As if Elon Musk wasn’t already having a good day.
With Tesla Inc.’s surprise quarterly profit pushing shares to an eight-month high, the automaker’s CEO is finally making good on his May 2018 warning to investors who bet against the company, when he infamously tweeted the “short burn of the century” was imminent.
Oh and uh short burn of the century comin soon. Flamethrowers should arrive just in time.— Elon Musk (@elonmusk) May 4, 2018
It may have taken longer than he expected, but Tesla’s surge Thursday hit short sellers -- those who have bet the stock price will drop -- with about $1.36 billion in mark-to-market losses, according to S3 Partners’ Ihor Dusaniwsky.

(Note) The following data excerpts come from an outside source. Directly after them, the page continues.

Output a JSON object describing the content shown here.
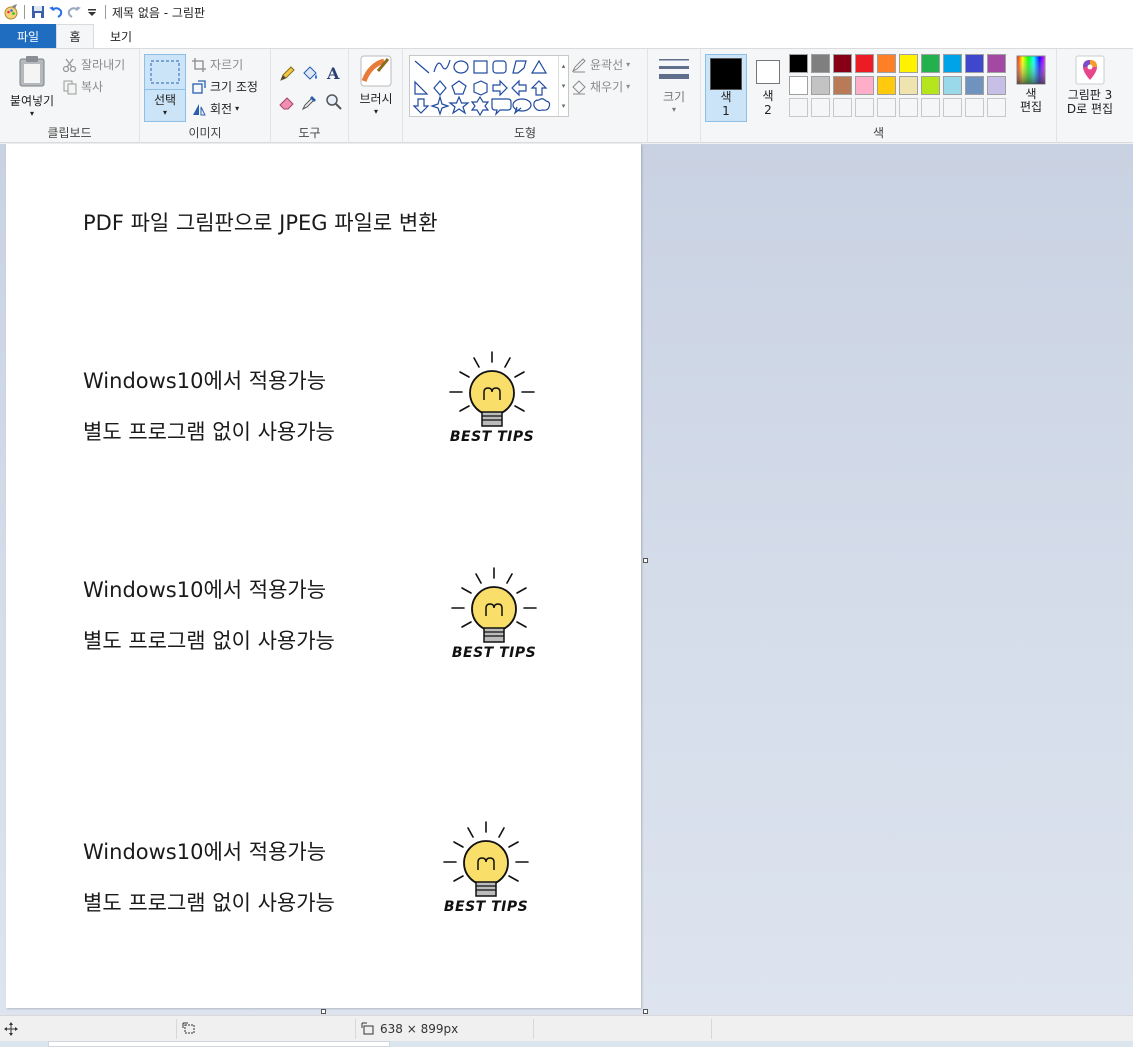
{
  "window": {
    "title": "제목 없음 - 그림판"
  },
  "tabs": {
    "file": "파일",
    "home": "홈",
    "view": "보기"
  },
  "clipboard": {
    "paste": "붙여넣기",
    "cut": "잘라내기",
    "copy": "복사",
    "label": "클립보드"
  },
  "image": {
    "select": "선택",
    "crop": "자르기",
    "resize": "크기 조정",
    "rotate": "회전",
    "label": "이미지"
  },
  "tools": {
    "label": "도구"
  },
  "brushes": {
    "label": "브러시"
  },
  "shapes": {
    "outline": "윤곽선",
    "fill": "채우기",
    "label": "도형"
  },
  "size": {
    "label": "크기"
  },
  "colors": {
    "color1_line1": "색",
    "color1_line2": "1",
    "color2_line1": "색",
    "color2_line2": "2",
    "edit_line1": "색",
    "edit_line2": "편집",
    "label": "색",
    "palette_row1": [
      "#000000",
      "#7f7f7f",
      "#880015",
      "#ed1c24",
      "#ff7f27",
      "#fff200",
      "#22b14c",
      "#00a2e8",
      "#3f48cc",
      "#a349a4"
    ],
    "palette_row2": [
      "#ffffff",
      "#c3c3c3",
      "#b97a57",
      "#ffaec9",
      "#ffc90e",
      "#efe4b0",
      "#b5e61d",
      "#99d9ea",
      "#7092be",
      "#c8bfe7"
    ]
  },
  "paint3d": {
    "line1": "그림판 3",
    "line2": "D로 편집"
  },
  "canvas": {
    "heading": "PDF 파일 그림판으로 JPEG 파일로 변환",
    "blocks": [
      {
        "line1": "Windows10에서 적용가능",
        "line2": "별도 프로그램 없이 사용가능",
        "badge": "BEST TIPS"
      },
      {
        "line1": "Windows10에서 적용가능",
        "line2": "별도 프로그램 없이 사용가능",
        "badge": "BEST TIPS"
      },
      {
        "line1": "Windows10에서 적용가능",
        "line2": "별도 프로그램 없이 사용가능",
        "badge": "BEST TIPS"
      }
    ]
  },
  "status": {
    "dimensions": "638 × 899px"
  }
}
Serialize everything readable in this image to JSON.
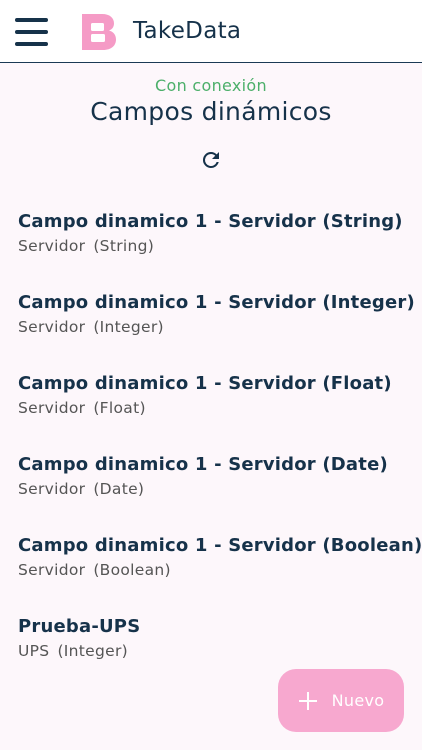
{
  "appbar": {
    "app_title": "TakeData"
  },
  "header": {
    "status": "Con conexión",
    "title": "Campos dinámicos"
  },
  "items": [
    {
      "title": "Campo dinamico 1 - Servidor (String)",
      "source": "Servidor",
      "type": "(String)"
    },
    {
      "title": "Campo dinamico 1 - Servidor (Integer)",
      "source": "Servidor",
      "type": "(Integer)"
    },
    {
      "title": "Campo dinamico 1 - Servidor (Float)",
      "source": "Servidor",
      "type": "(Float)"
    },
    {
      "title": "Campo dinamico 1 - Servidor (Date)",
      "source": "Servidor",
      "type": "(Date)"
    },
    {
      "title": "Campo dinamico 1 - Servidor (Boolean)",
      "source": "Servidor",
      "type": "(Boolean)"
    },
    {
      "title": "Prueba-UPS",
      "source": "UPS",
      "type": "(Integer)"
    }
  ],
  "fab": {
    "label": "Nuevo",
    "icon": "plus-icon"
  },
  "colors": {
    "primary": "#16324a",
    "status_online": "#4caf6a",
    "brand_pink": "#f7a8cf",
    "background": "#fdf7fb"
  }
}
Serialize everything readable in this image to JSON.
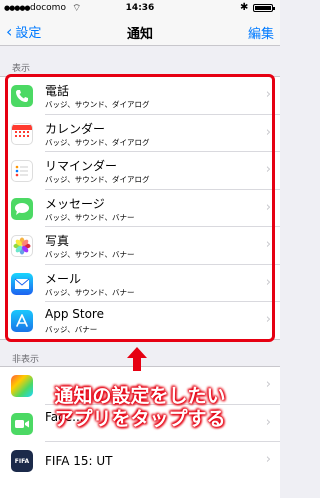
{
  "status_bar": {
    "carrier": "docomo",
    "time": "14:36"
  },
  "nav": {
    "back_label": "設定",
    "title": "通知",
    "edit_label": "編集"
  },
  "sections": {
    "shown_header": "表示",
    "hidden_header": "非表示"
  },
  "shown_apps": [
    {
      "name": "電話",
      "detail": "バッジ、サウンド、ダイアログ",
      "icon": "phone-icon",
      "color": "#4cd964"
    },
    {
      "name": "カレンダー",
      "detail": "バッジ、サウンド、ダイアログ",
      "icon": "calendar-icon",
      "color": "#ffffff"
    },
    {
      "name": "リマインダー",
      "detail": "バッジ、サウンド、ダイアログ",
      "icon": "reminders-icon",
      "color": "#ffffff"
    },
    {
      "name": "メッセージ",
      "detail": "バッジ、サウンド、バナー",
      "icon": "messages-icon",
      "color": "#4cd964"
    },
    {
      "name": "写真",
      "detail": "バッジ、サウンド、バナー",
      "icon": "photos-icon",
      "color": "#ffffff"
    },
    {
      "name": "メール",
      "detail": "バッジ、サウンド、バナー",
      "icon": "mail-icon",
      "color": "#1e90ff"
    },
    {
      "name": "App Store",
      "detail": "バッジ、バナー",
      "icon": "app-store-icon",
      "color": "#1a8cff"
    }
  ],
  "hidden_apps": [
    {
      "name": "",
      "icon": "app-icon-colorful",
      "color": "#f5a623"
    },
    {
      "name": "Face...",
      "icon": "facetime-icon",
      "color": "#4cd964"
    },
    {
      "name": "FIFA 15: UT",
      "icon": "fifa-icon",
      "color": "#1b2a4a"
    }
  ],
  "callout": {
    "line1": "通知の設定をしたい",
    "line2": "アプリをタップする"
  }
}
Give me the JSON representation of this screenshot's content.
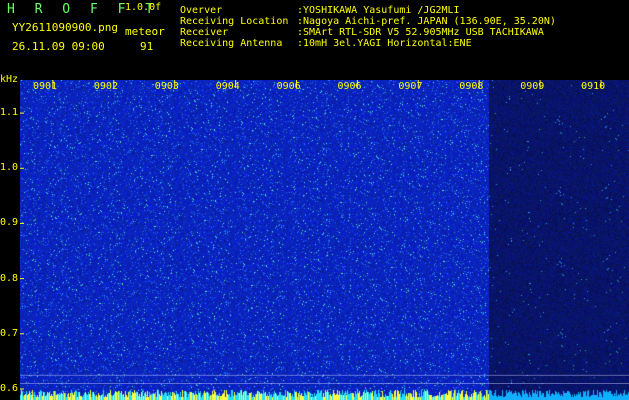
{
  "header": {
    "title": "H R O F F T",
    "version": "1.0.0f",
    "filename": "YY2611090900.png",
    "meteor_label": "meteor",
    "timestamp": "26.11.09 09:00",
    "meteor_count": "91",
    "info": [
      {
        "key": "Overver",
        "value": ":YOSHIKAWA Yasufumi /JG2MLI"
      },
      {
        "key": "Receiving Location",
        "value": ":Nagoya Aichi-pref. JAPAN (136.90E, 35.20N)"
      },
      {
        "key": "Receiver",
        "value": ":SMArt RTL-SDR V5 52.905MHz USB TACHIKAWA"
      },
      {
        "key": "Receiving Antenna",
        "value": ":10mH 3el.YAGI Horizontal:ENE"
      }
    ]
  },
  "chart_data": {
    "type": "heatmap",
    "y_unit": "kHz",
    "y_ticks": [
      "1.1",
      "1.0",
      "0.9",
      "0.8",
      "0.7",
      "0.6"
    ],
    "y_values": [
      1.1,
      1.0,
      0.9,
      0.8,
      0.7,
      0.6
    ],
    "ylim": [
      0.58,
      1.16
    ],
    "x_ticks": [
      "0901",
      "0902",
      "0903",
      "0904",
      "0905",
      "0906",
      "0907",
      "0908",
      "0909",
      "0910"
    ],
    "x_tick_labels": [
      "0901",
      "0902",
      "0903",
      "0904",
      "0906",
      "0906",
      "0907",
      "0908",
      "0909",
      "0910"
    ],
    "bright_region_end_fraction": 0.77,
    "colors": {
      "bright_bg": "#1526c8",
      "dim_bg": "#0d1580",
      "tick": "#ffff00",
      "baseline": "#00c8ff"
    }
  }
}
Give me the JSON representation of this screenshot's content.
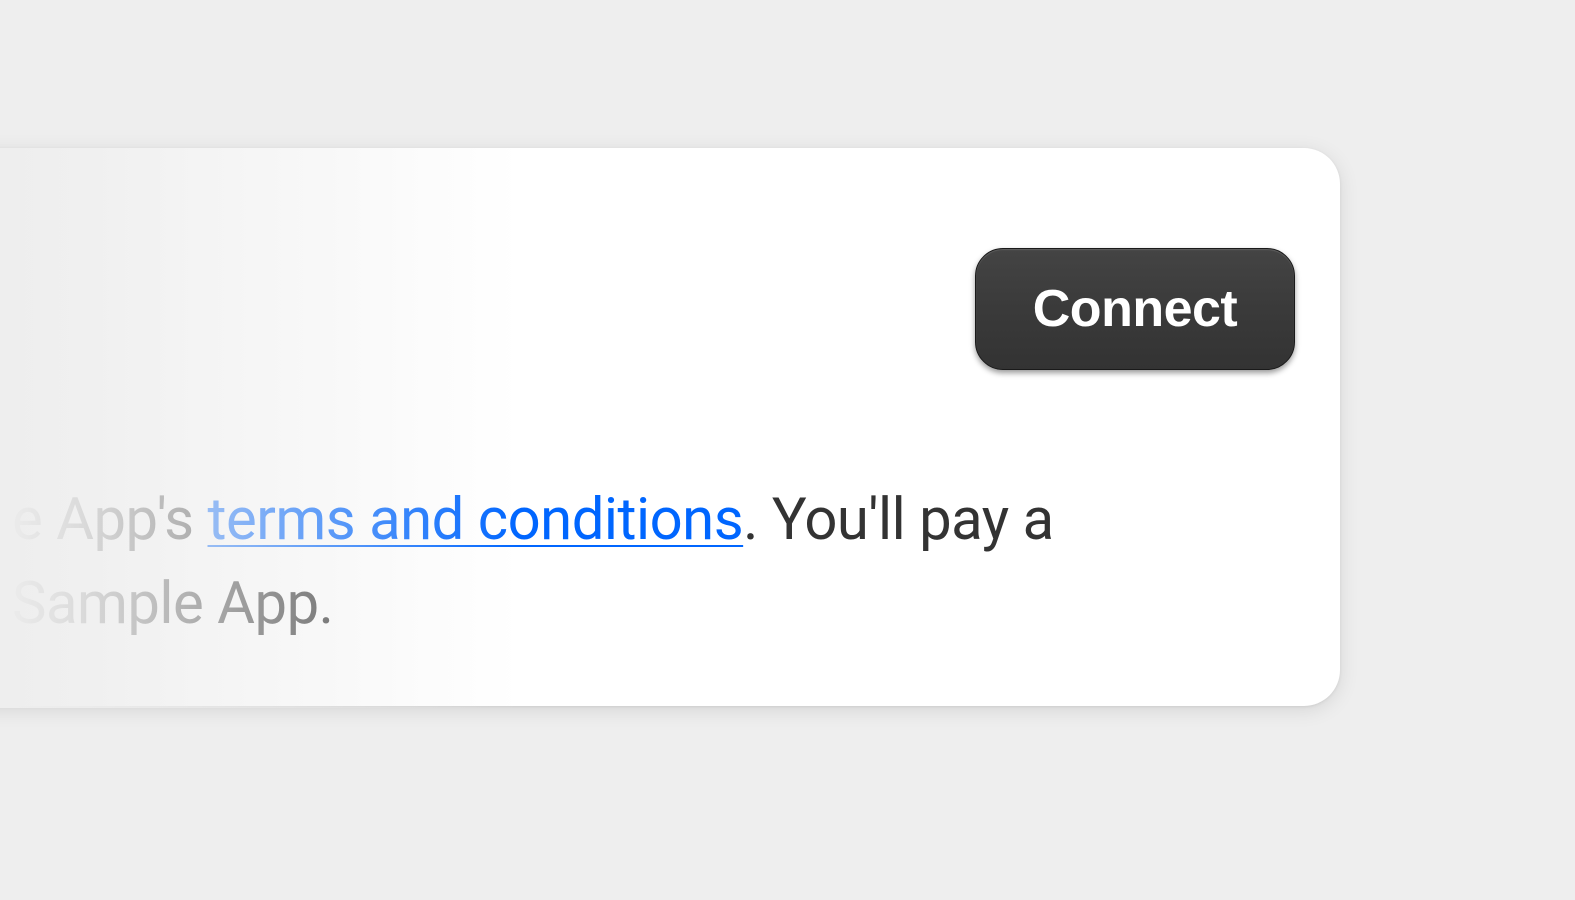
{
  "button": {
    "connect_label": "Connect"
  },
  "disclosure": {
    "text_before_link": "e App's ",
    "link_text": "terms and conditions",
    "text_after_link_line1": ". You'll pay a",
    "text_line2": "Sample App."
  }
}
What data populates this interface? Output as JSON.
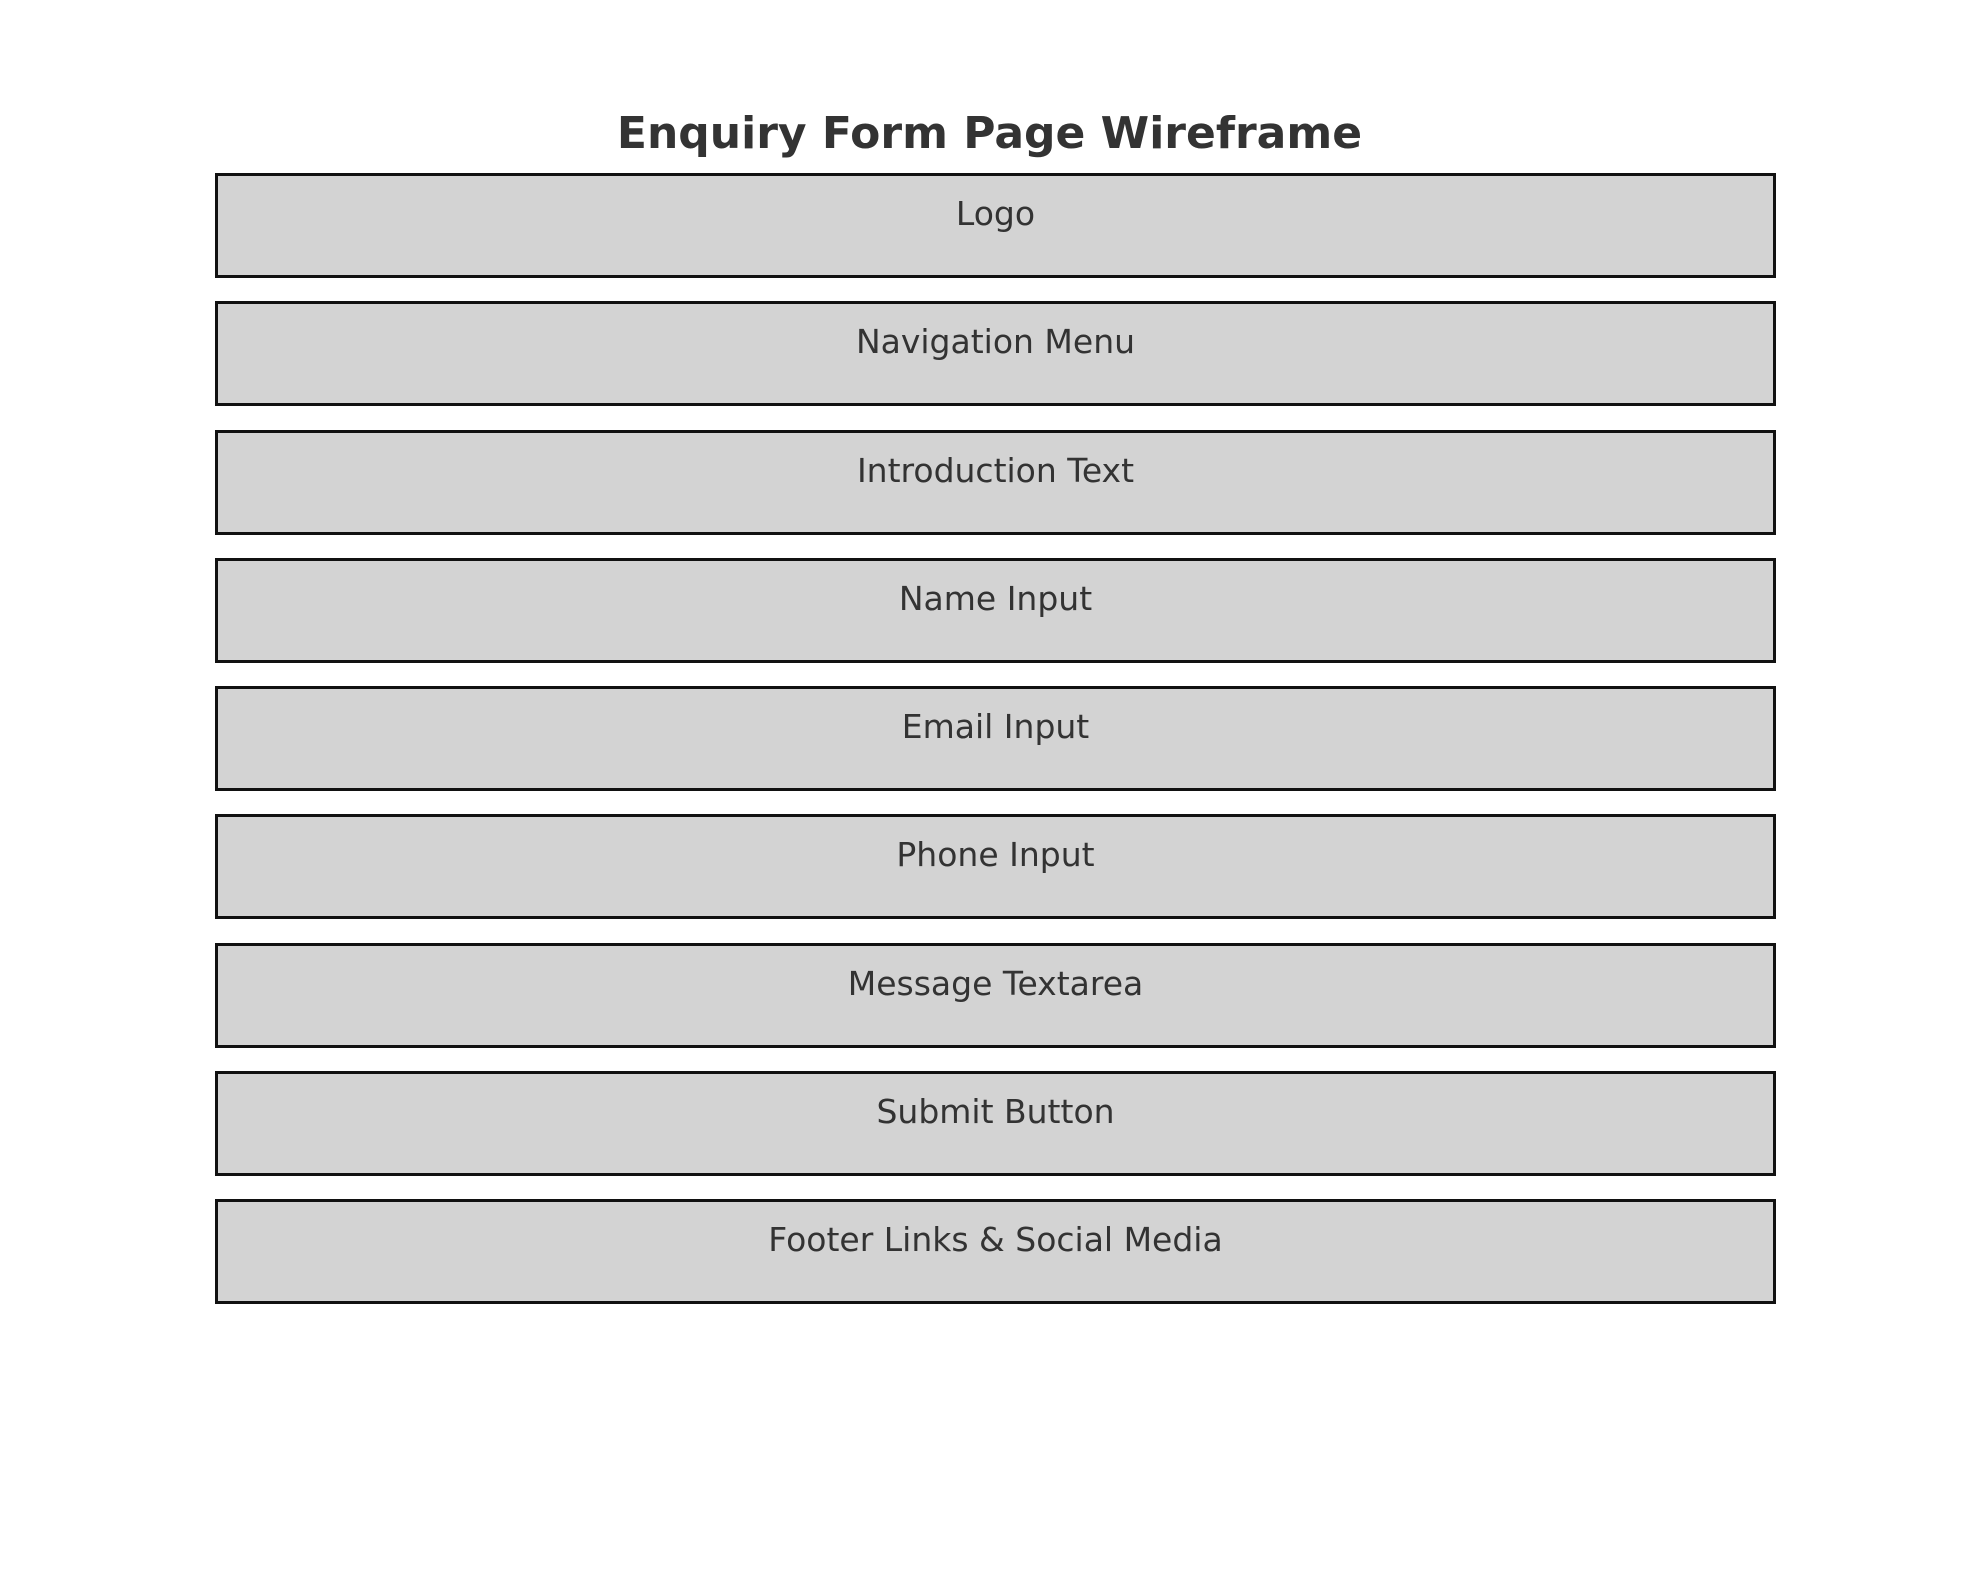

That’s enough to erase about 70% of the $2 billion in profits they’d accumulated this year.
The stock gained as much as 20% as the market opened, to $304.93, its highest intraday price since March 1, and closed up 18% at $299.68. Tesla shares had lost 24% since the beginning of the year before Thursday’s rally.
It’s a sharp turnabout for the bears, who in August had the most profitable short among U.S. stocks, at $2.75 billion in mark-to-market gains, more than triple the profits for pessimistic calls against Abbvie Inc., the second-best short play at the time. Bearish bets on Tesla had amounted to profits of about $5.16 billion in June, when the stock slumped to a three-year low.
Short interest in Tesla has come down from its September peak but still represents about 23% of the float -- the shares available for trading -- or about $8.1 billion in notional value, according to S3. Short positions in about 1.53 million shares were covered in the week leading up to the earnings, as bears anticipated strong earnings after Tesla reported record third-quarter deliveries earlier this month. Covering involves buying back borrowed shares to close out short positions.
“We are expecting more short covering and the continuation of this long-term short squeeze as Tesla’s stock price continues to show strength,” S3’s Dusaniwsky wrote Thursday.